Onları, kendi birliklerinden birinin kalesi gibi bir kaleye sığınmak zorunda
bıraktılar. Yirmi geceye yakın bir süre onları kuşatma altında tuttular. Hatta
kişi namazını tamamlayıp tamamlamadığını bile bilemiyordu. Müşrikler
Resulullah'ın (Sallallahu aleyhi ve Sellem) tarafına kalabalık bir birlik sevk
ettiler ve geceye kadar onlarla savaştılar. ikindi namazı yaklaştığında düşman
birliği de Müslümanlara yaklaştı. Resulullah (Sallallahu aleyhi ve Sellem) ve
beraberindeki sahabeden hiçbiri istedikleri şekilde ikindi namazını
kılamadılar. Gece olunca düşman birliği geriye çekildi. Söylendiğine göre Nebi
(Sallallahu aleyhi ve Sellem):
"Onlar, bizi ikindi
namazını kılmaktan alıkoydular. Allah, onların karınlarını ve mezarlarını
ateşle doldursun" diye beddua etti. --- Buhari, cihad 98(2931) ve megazi
19(4111).
ibn Fuleyh'in rivayeti
de: " ... karınlarını ve mezarlarını ateşle doldursun" şeklindedir.
Resulullah (Sallallahu aleyhi ve Sellem) ve ashabının sıkıntısı artınca birçok
insan nifak saçarak çirkin sözler söylediler. Nebi (Sallallahu aleyhi ve
Sellem), insanlardaki bu bela ve sıkıntıyı görünce onları müjdeleyerek şöyle
dedi: ''Canım elinde bulunan Allah'a yemin ederim ki, görmekte olduğunuz bu
şiddet ve sıkıntı üzerinizden kalkıp gidecektir. Beyt-i Atik'i güven içinde
tavaf edeceğimi ve Allah'ın, Kabe 'nin anahtarlarını bana vereceğini ve
Allah'ın, Kisra ile Kayser'i helak edeceğini, onların hazinelerini Allah
yolunda harcayacağınızı ümid ederim." Oradakilerden bir adam ashaba şöyle
dedi: "Muhammed'in bu haline şaşmıyor musunuz? Beytu'l-Atik'i tavaf
edeceğimizi, Perslerin ve Rum'un hazinelerini paylaşacağımızı vaad ediyor.

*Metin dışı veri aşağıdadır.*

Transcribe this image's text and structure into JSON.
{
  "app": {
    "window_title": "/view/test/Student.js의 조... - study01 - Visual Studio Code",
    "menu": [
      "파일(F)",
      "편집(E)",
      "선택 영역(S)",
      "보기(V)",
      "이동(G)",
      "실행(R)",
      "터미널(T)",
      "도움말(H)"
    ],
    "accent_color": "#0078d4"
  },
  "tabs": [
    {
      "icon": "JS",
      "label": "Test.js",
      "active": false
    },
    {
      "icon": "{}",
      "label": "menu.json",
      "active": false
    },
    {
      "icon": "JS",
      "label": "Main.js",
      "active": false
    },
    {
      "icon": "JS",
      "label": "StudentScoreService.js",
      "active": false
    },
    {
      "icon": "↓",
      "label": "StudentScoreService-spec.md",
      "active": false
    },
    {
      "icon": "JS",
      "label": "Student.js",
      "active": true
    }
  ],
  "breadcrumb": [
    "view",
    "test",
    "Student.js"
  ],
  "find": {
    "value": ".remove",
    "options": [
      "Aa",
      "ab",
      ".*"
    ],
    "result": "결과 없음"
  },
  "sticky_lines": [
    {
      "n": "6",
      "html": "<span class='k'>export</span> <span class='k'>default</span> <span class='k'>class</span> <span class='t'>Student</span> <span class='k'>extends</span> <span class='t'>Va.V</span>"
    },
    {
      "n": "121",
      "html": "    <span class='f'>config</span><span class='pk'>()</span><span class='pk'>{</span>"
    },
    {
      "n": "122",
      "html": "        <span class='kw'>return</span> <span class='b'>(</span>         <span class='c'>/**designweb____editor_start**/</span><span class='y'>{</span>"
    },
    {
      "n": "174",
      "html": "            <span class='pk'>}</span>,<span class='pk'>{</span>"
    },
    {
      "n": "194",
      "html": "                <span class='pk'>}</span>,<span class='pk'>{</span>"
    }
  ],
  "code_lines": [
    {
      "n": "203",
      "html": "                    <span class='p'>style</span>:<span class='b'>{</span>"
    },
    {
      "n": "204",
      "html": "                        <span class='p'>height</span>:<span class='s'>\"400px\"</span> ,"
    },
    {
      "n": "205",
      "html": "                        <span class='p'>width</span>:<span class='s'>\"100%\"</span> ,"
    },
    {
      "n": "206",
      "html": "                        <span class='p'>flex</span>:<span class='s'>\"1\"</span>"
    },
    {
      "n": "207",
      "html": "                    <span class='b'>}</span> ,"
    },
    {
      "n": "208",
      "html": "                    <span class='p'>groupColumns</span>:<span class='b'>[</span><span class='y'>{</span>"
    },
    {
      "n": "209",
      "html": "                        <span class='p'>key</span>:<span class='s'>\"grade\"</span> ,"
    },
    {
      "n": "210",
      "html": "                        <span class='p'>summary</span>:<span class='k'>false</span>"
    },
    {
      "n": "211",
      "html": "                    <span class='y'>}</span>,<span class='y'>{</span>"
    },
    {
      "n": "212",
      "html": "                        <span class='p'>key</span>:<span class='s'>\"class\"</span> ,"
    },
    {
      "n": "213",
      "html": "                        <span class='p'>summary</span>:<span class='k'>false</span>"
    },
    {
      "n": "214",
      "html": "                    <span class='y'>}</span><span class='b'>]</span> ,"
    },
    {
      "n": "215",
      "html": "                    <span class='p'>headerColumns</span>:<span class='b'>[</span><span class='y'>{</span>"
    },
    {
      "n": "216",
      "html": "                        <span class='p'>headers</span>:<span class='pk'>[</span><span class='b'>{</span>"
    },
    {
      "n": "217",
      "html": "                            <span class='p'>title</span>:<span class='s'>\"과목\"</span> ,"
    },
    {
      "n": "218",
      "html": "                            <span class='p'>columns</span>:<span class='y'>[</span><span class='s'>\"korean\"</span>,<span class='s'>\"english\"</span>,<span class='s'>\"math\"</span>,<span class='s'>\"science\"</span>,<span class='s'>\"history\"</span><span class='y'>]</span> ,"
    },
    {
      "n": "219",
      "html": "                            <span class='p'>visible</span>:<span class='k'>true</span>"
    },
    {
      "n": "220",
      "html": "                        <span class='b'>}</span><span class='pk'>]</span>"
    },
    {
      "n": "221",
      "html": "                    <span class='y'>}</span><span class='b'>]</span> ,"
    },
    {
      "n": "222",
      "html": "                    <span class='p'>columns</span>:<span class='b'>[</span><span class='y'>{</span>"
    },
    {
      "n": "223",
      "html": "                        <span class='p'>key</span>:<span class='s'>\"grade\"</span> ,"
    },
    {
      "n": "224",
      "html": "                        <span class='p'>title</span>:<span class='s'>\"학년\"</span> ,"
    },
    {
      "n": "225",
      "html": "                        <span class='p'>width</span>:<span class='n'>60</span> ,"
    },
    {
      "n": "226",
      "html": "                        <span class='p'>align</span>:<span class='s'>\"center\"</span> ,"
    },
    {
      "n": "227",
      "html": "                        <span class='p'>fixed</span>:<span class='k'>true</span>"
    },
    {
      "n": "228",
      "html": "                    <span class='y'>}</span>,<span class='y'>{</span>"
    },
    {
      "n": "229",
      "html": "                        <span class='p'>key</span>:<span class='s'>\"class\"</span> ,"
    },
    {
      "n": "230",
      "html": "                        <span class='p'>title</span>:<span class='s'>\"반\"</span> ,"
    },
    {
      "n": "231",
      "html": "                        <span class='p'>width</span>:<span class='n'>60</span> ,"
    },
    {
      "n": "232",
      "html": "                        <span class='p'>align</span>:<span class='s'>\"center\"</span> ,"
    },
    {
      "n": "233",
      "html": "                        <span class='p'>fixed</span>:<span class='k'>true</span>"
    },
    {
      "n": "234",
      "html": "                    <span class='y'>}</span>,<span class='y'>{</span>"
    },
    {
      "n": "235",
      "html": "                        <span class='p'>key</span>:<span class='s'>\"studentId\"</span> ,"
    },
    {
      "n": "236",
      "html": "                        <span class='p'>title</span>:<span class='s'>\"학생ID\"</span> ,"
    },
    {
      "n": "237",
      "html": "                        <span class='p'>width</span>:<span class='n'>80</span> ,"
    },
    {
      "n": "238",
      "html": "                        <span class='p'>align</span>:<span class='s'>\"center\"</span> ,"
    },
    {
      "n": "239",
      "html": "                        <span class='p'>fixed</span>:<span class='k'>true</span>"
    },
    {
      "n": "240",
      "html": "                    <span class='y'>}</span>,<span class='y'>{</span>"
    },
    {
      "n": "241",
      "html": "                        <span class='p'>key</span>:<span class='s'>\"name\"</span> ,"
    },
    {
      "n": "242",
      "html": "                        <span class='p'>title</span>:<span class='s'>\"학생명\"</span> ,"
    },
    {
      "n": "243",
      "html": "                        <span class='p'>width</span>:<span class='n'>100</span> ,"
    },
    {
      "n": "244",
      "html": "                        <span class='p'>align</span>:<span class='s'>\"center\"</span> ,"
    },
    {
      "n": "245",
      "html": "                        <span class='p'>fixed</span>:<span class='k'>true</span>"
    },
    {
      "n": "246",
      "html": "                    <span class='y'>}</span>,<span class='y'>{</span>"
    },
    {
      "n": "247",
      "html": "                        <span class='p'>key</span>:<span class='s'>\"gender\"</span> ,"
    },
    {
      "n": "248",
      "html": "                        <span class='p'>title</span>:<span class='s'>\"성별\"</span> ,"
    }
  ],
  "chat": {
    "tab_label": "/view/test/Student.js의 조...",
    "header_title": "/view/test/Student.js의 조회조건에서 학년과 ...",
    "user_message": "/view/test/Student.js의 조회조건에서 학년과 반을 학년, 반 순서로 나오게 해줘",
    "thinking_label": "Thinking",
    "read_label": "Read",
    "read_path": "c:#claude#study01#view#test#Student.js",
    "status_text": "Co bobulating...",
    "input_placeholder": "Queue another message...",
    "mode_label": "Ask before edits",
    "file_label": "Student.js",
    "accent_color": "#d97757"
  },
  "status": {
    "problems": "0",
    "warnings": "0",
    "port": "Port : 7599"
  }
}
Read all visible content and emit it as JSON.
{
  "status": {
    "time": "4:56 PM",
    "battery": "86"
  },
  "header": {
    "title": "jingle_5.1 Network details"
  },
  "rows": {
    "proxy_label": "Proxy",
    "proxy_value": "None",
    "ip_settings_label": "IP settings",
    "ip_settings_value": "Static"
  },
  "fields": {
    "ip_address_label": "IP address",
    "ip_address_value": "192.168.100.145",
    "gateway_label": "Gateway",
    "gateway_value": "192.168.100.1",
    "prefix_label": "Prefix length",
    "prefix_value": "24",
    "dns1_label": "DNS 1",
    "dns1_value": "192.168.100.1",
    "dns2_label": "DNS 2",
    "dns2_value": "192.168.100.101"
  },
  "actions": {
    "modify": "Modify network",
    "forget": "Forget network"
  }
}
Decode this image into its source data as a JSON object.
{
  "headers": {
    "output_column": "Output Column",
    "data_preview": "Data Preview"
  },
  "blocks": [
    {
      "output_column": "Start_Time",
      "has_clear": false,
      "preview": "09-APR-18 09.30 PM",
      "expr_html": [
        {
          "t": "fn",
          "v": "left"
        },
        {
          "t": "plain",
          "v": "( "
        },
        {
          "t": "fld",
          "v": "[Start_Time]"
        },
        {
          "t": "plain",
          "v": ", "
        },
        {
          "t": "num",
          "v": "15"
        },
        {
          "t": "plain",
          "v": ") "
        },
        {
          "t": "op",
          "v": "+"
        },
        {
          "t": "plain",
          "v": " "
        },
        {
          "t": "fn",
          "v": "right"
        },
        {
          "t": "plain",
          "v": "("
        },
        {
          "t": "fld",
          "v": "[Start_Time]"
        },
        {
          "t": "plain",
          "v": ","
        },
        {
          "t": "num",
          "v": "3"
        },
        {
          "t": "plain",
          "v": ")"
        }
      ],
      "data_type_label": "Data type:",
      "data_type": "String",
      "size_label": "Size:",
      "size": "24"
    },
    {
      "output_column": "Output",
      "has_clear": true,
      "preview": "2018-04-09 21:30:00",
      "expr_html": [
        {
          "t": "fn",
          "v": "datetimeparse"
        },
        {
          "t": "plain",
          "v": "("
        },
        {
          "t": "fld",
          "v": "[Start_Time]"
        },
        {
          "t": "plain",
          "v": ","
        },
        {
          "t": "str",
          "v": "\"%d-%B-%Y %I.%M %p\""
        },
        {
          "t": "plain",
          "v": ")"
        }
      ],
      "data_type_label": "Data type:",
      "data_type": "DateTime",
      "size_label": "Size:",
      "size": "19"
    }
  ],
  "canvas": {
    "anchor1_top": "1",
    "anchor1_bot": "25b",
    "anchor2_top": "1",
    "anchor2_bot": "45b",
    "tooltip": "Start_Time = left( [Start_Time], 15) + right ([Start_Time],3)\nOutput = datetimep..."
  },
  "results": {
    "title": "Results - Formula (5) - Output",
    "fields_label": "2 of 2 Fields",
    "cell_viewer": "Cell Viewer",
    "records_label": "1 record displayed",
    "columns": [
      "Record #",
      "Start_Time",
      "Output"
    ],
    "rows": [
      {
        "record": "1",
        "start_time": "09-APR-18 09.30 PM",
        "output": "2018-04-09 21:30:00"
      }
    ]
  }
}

Halbuki biz tuvalete bile gitmeye korkuyoruz. Vallahi bize boş şeyden başkasını
vaad etmiyor." Bir başkası: "Bize izin ver. Çünkü evlerimiz düşmana
açıktır" derken, başkaları: "Ey Yesrib halkı! Sizin için, burada
durma imkanı kalmadı. Hemen dönüp gidiniz" demişlerdi.
Resulullah (Sallallahu
aleyhi ve Sellem); Abduleşhel oğullarına mensup Sa'd bin Muaz, Sa'd bin Ubade,
Abdullah bin Revaha ve Havvat bin Cubeyr'i Kurayza oğullarına gönderip onlarla,
anlaşmalarına bağlı kalmaları için konuşmalarını istedi. Bunlar yola çıkıp
Kurayza oğullarının kalesinin kapısına gelince kapıyı çaldılar. Kapı açılınca
girdikleri zaman da anlaşmayı yenilemeyi teklif ettiler. Kurayza oğulları:
"işte şimdi bizim bir kanadımızı kırdılar" dediler. Bununla Nadir
oğullarını kastediyorlardı. Kurayza oğulları böyle dedikten sonra onları
dışarıya çıkarıp Resulullah'a (Sallallahu aleyhi ve Sellem) sövünce Sa'd bin
Ubade de onlara sövmeye başladı. Bunun Üzerine Sa'd bin Muaz, Sa'd bin
Ubade'ye: "Vallahi biz bunun için gelmedik. Aramızdaki mesele karşılıklı
küfürleşmeden daha önemli bir meseledir" dedi ve onlara şöyle seslendi:
"Ey Kurayza oğulları!
Doğrusu siz, aramızdaki
ilişkileri bilmektesiniz. Aramızda meydana gelen hadiseyi de biliyorsunuz.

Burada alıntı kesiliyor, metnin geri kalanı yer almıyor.